There are no plans for further action following an independent report into a mis-selling scandal.

A Financial Services Authority-commissioned report into the Scottish power cash-back incentive scheme found more could have been done by the regulator at the time, but it was unlikely it would have made a difference.

The energy company offered incentives for customers who took out extended warranties on electrical goods from 1997.

But hundreds of thousands of consumers, many of them pensioners and some living in the Isle of Man, are still waiting to receive their money.

As the Manx Independent reported last week, following the publication of the report, Lawrie Hooper (LibVannin, Ramsey) raised the issue in Tynwald and asked if any further action was expected.
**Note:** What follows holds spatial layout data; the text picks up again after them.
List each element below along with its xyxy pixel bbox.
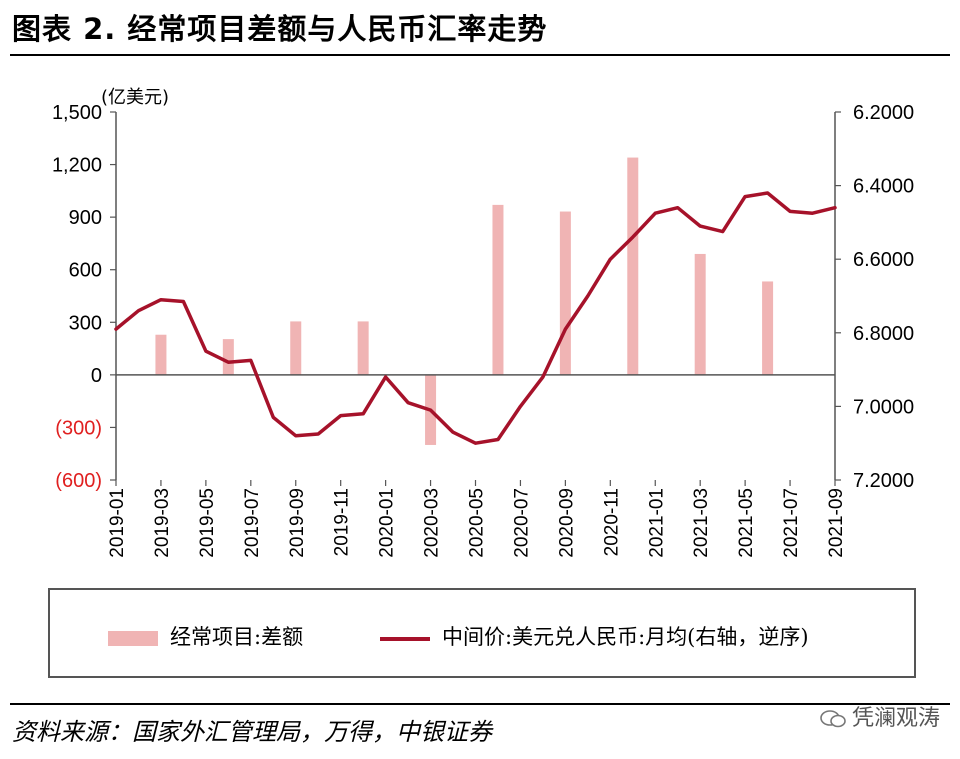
x-tick-label: 2020-03 (422, 488, 443, 558)
left-tick-label: 600 (69, 260, 102, 282)
bar-2020-09 (559, 211, 571, 375)
left-tick-label: 300 (69, 312, 102, 334)
left-tick-label: 0 (91, 365, 102, 387)
left-axis-unit: (亿美元) (101, 87, 169, 108)
x-tick-label: 2019-01 (107, 488, 128, 558)
source-divider (10, 703, 950, 705)
x-tick-label: 2020-01 (377, 488, 398, 558)
left-tick-label: 900 (69, 207, 102, 229)
left-tick-label: 1,500 (52, 102, 102, 124)
exchange-rate-line (114, 191, 837, 445)
legend-bar-swatch (108, 631, 158, 646)
x-tick-label: 2020-05 (467, 488, 488, 558)
right-tick-label: 6.2000 (853, 102, 914, 124)
bar-2019-12 (357, 321, 369, 375)
bar-2021-06 (762, 281, 774, 375)
left-tick-label: 1,200 (52, 155, 102, 177)
x-tick-label: 2020-07 (511, 488, 532, 558)
source-note: 资料来源：国家外汇管理局，万得，中银证券 (12, 718, 492, 746)
x-tick-label: 2019-03 (152, 488, 173, 558)
x-tick-label: 2019-07 (242, 488, 263, 558)
chart-area: 1,500 1,200 900 600 300 0 (300) (600) (亿美元) 6.200… (52, 87, 914, 558)
bar-2020-06 (492, 204, 504, 375)
x-tick-label: 2020-09 (556, 488, 577, 558)
right-tick-label: 7.2000 (853, 470, 914, 492)
legend-bar-label: 经常项目:差额 (170, 625, 304, 649)
bar-2019-06 (222, 339, 234, 375)
x-tick-label: 2020-11 (601, 488, 622, 556)
chat-bubble-icon (820, 710, 846, 728)
x-tick-label: 2021-01 (646, 488, 667, 558)
legend: 经常项目:差额 中间价:美元兑人民币:月均(右轴，逆序) (48, 588, 916, 678)
x-tick-label: 2019-05 (197, 488, 218, 558)
legend-item-line: 中间价:美元兑人民币:月均(右轴，逆序) (380, 621, 809, 651)
right-tick-label: 6.4000 (853, 176, 914, 198)
watermark: 凭澜观涛 (820, 700, 940, 732)
x-tick-label: 2021-05 (736, 488, 757, 558)
left-tick-label: (600) (55, 470, 102, 492)
bar-2021-03 (694, 253, 706, 375)
x-tick-label: 2019-09 (287, 488, 308, 558)
x-tick-label: 2019-11 (332, 488, 353, 556)
x-tick-label: 2021-09 (826, 488, 847, 558)
legend-item-bar: 经常项目:差额 (108, 621, 303, 651)
watermark-text: 凭澜观涛 (851, 706, 940, 731)
bar-2020-12 (627, 157, 639, 375)
right-tick-label: 6.6000 (853, 249, 914, 271)
legend-line-label: 中间价:美元兑人民币:月均(右轴，逆序) (442, 625, 809, 649)
figure-title: 图表 2. 经常项目差额与人民币汇率走势 (12, 12, 548, 46)
bar-2019-09 (290, 321, 302, 375)
bar-2019-03 (155, 334, 167, 375)
right-tick-label: 7.0000 (853, 396, 914, 418)
x-tick-label: 2021-07 (781, 488, 802, 558)
x-tick-label: 2021-03 (691, 488, 712, 558)
left-tick-label: (300) (55, 417, 102, 439)
right-tick-label: 6.8000 (853, 323, 914, 345)
legend-line-swatch (380, 636, 430, 641)
title-divider (10, 54, 950, 56)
Treasury Minister Alfred Cannan said: ’I believe that report covers the key areas of concern and at present there is no plan for any further action.

Between 1997 and 2001 extended warranties were offered by Scottish Power to customers buying white goods. Cashback warranties were sold on the promise that, if you didn’t claim within five years, you would get your cash deposit back.

The average cost of the cash back potentially reclaimable was £140.

But the scheme went under in 2004, three years after Scottish Power sold its retail business to Powerhouse Holdings Ltd. Thousands of people started calling in their cashback, but the warranties were never paid, meaning 625,000 customers lost out on a combined £75m.

An independent review was set up to examine the role of the former Insurance and Pensions Authority in the failure of island-authorised Powerhouse Insurance Ltd, which insured the warranty cashback liability and had been acquired by Scottish Power in 1996.

That review, by Charles Flint QC, found no evidence of mismanagement of Powerhouse Insurance’s affairs by Scottish Power, although the reserves to meet the cashback liabilities proved to be inadequate.

Mr Flint also said accusations of impropriety, made by liquidators against Powerhouse’s directors, were ’baseless’, although there were grounds for criticism of some decision-making.

Mr Hooper queried the different conclusions.

The Treasury minister said that, while the focus had been on the role of Isle of Man companies, ’at no time, as far as I am aware, despite all these reports, has any formal action being taken against Scottish Power, the company who was actually delivering these cash-back warranties’.

Mr Cannan added: ’We have now got a report from a QC who has clearly looked at the significant areas of concern and produced his conclusions from that.

’As it stands at present, I am satisfied that so far we have acted totally properly to investigate matters that started some 20 years ago and concluded some 13 years ago - a considerable time in the distance.’

He added a caveat that it did not preclude the government from ’taking any further action in the future’.